The cost of imported energy, in the form of crude oil, other petroleum derivatives and electricity, rose during the first six months of this year by JD751.5 million compared to the same period of last year. Thus, the increase in world energy prices for the whole year is expected to cost Jordan over JD1.5 billion more than last year.

The imported energy bill for 2011 will top $4.8 billion, equal to 20 per cent of the expected gross domestic product for this year, one of the highest rates, if not the highest, worldwide, indicating that there is something wrong and must change.

Jordan’s total imports of all tangible goods during the first half of the year reached JD6,363 million, an increase of 20.8 per cent above the same period of last year.

If the high cost of imported energy is excluded, the value of total imports will drop to only JD5,612 million. In that case, the growth of imports will be no more than 6.6 per cent, against a total exports growth rate of 16.1 per cent, quite a healthy development.

In other words, if both energy consumption and its cost were stable, the deficit in the balance of trade would have narrowed by JD48 million during the first six months of this year. Had this scenario materialised, it would have been cause for celebration.

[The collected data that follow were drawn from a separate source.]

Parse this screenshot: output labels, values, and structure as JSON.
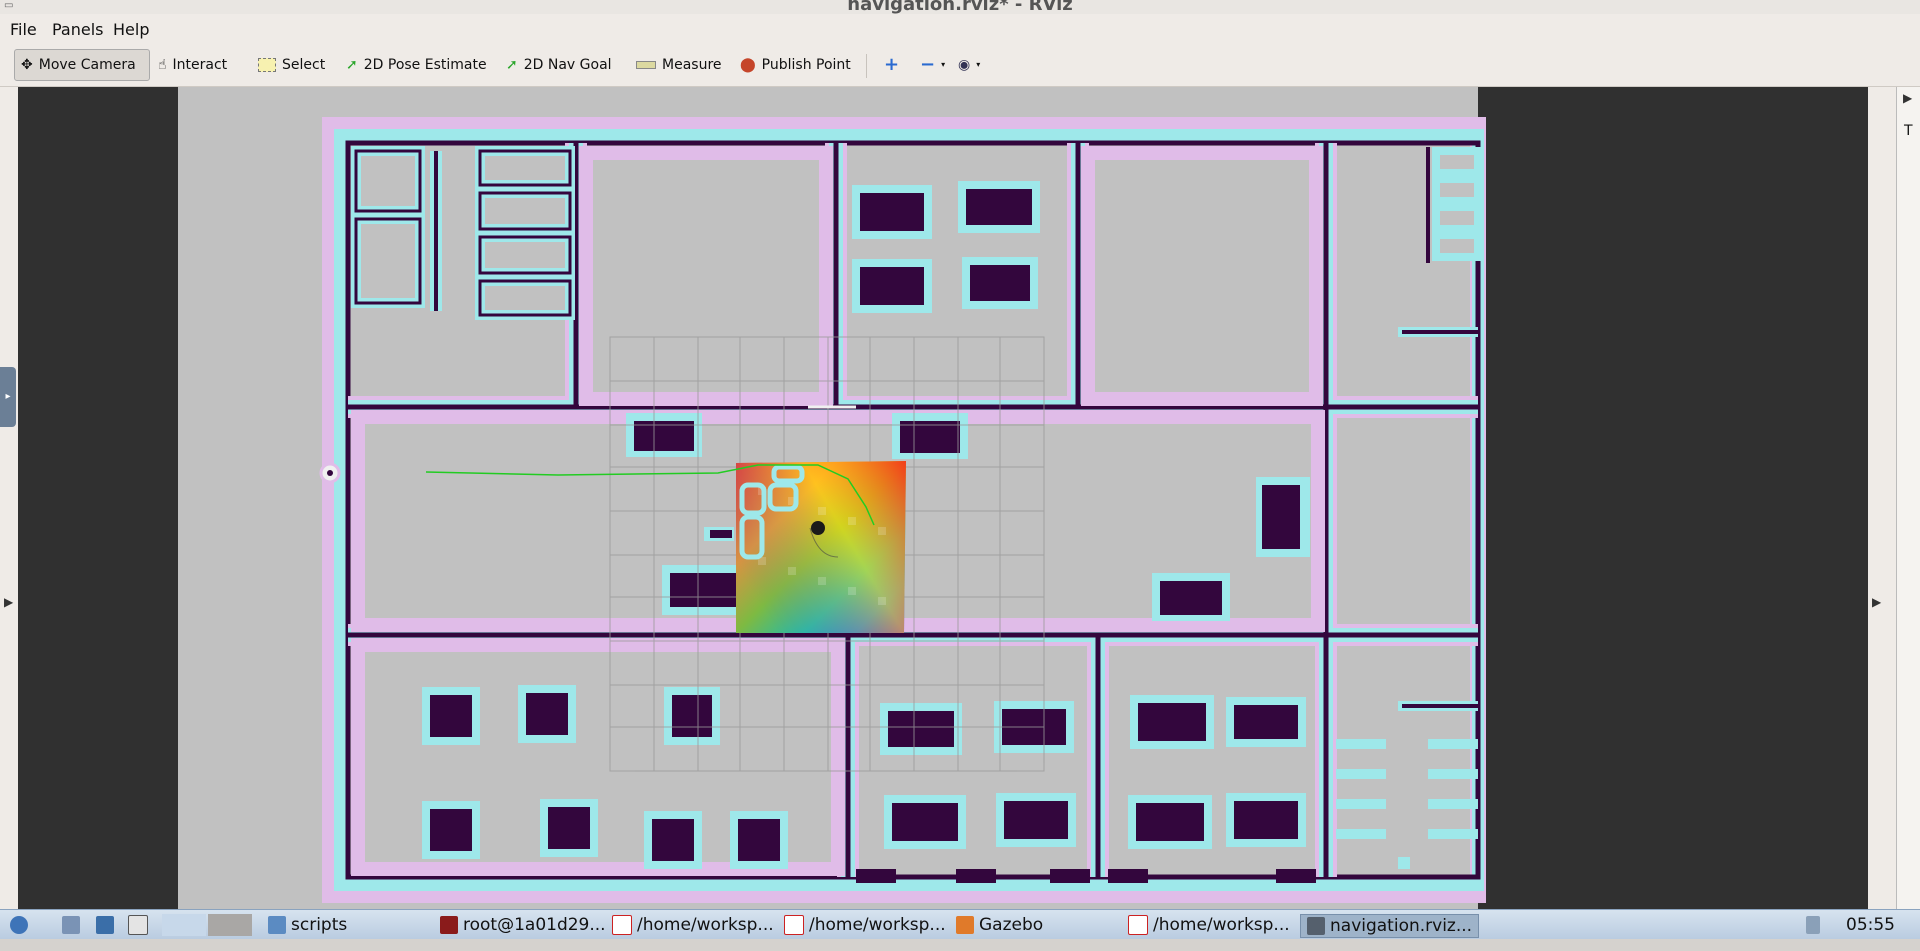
{
  "window": {
    "title": "navigation.rviz* - RViz"
  },
  "menu": {
    "file": "File",
    "panels": "Panels",
    "help": "Help"
  },
  "toolbar": {
    "move_camera": "Move Camera",
    "interact": "Interact",
    "select": "Select",
    "pose_estimate": "2D Pose Estimate",
    "nav_goal": "2D Nav Goal",
    "measure": "Measure",
    "publish_point": "Publish Point"
  },
  "right_panel": {
    "tab_letter": "T"
  },
  "taskbar": {
    "items": [
      {
        "label": "scripts",
        "icon": "folder-icon"
      },
      {
        "label": "root@1a01d29...",
        "icon": "terminal-icon"
      },
      {
        "label": "/home/worksp...",
        "icon": "text-editor-icon"
      },
      {
        "label": "/home/worksp...",
        "icon": "text-editor-icon"
      },
      {
        "label": "Gazebo",
        "icon": "gazebo-icon"
      },
      {
        "label": "/home/worksp...",
        "icon": "text-editor-icon"
      },
      {
        "label": "navigation.rviz...",
        "icon": "rviz-icon"
      }
    ],
    "clock": "05:55"
  },
  "colors": {
    "map_free": "#c1c1c1",
    "map_unknown": "#303030",
    "obstacle": "#33063d",
    "inflation_cyan": "#9ee8ea",
    "inflation_pink": "#e0bce8",
    "plan_path": "#22cc22"
  }
}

This measures the sensitivity of the Jordanian economy to external developments, known to be high.

Jordan imports 95 per cent of its energy needs. Its skyrocketing cost forms a big financial burden on the country.

It hurts not only the balance of trade and, consequently, the current account of the balance of payments, but also the central government’s budget, which, for some reason, undertook to maintain the local prices of fuel derivatives unchanged and bear the price difference despite the deficit in the budget and the rising public debt.

Because fuel consumed by industry is not subsidised, the higher cost of energy increased the cost of production and caused inflation, currently running at around 5 per cent, to rise.

This is the picture in dollars and cents that describes the energy problem, which is posing one of the major challenges facing the country.

The questions are: What should be done about it? Are all available means already exhausted, especially tough measures to reduce energy consumption? Is the pricing policy being used to curb too much energy consumption? What about the search for alternative means to generate energy, like wind, sun and oil shale, all in early stages of operation.

Finally, as a last resort, we may have to call on the Gulf states to sell oil to Jordan at preferential prices, especially when Jordan is a candidate for membership in their Gulf Cooperation Council.

The people and the government should admit that the present state of affairs when it comes to energy is not sustainable. The general budget, the balance of trade, the fiscal and monetary stability cannot remain in this situation for long.

The government should be brave enough to inform the public of these bitter facts and ask for cooperation and understanding if some tough decisions must be taken to correct the situation.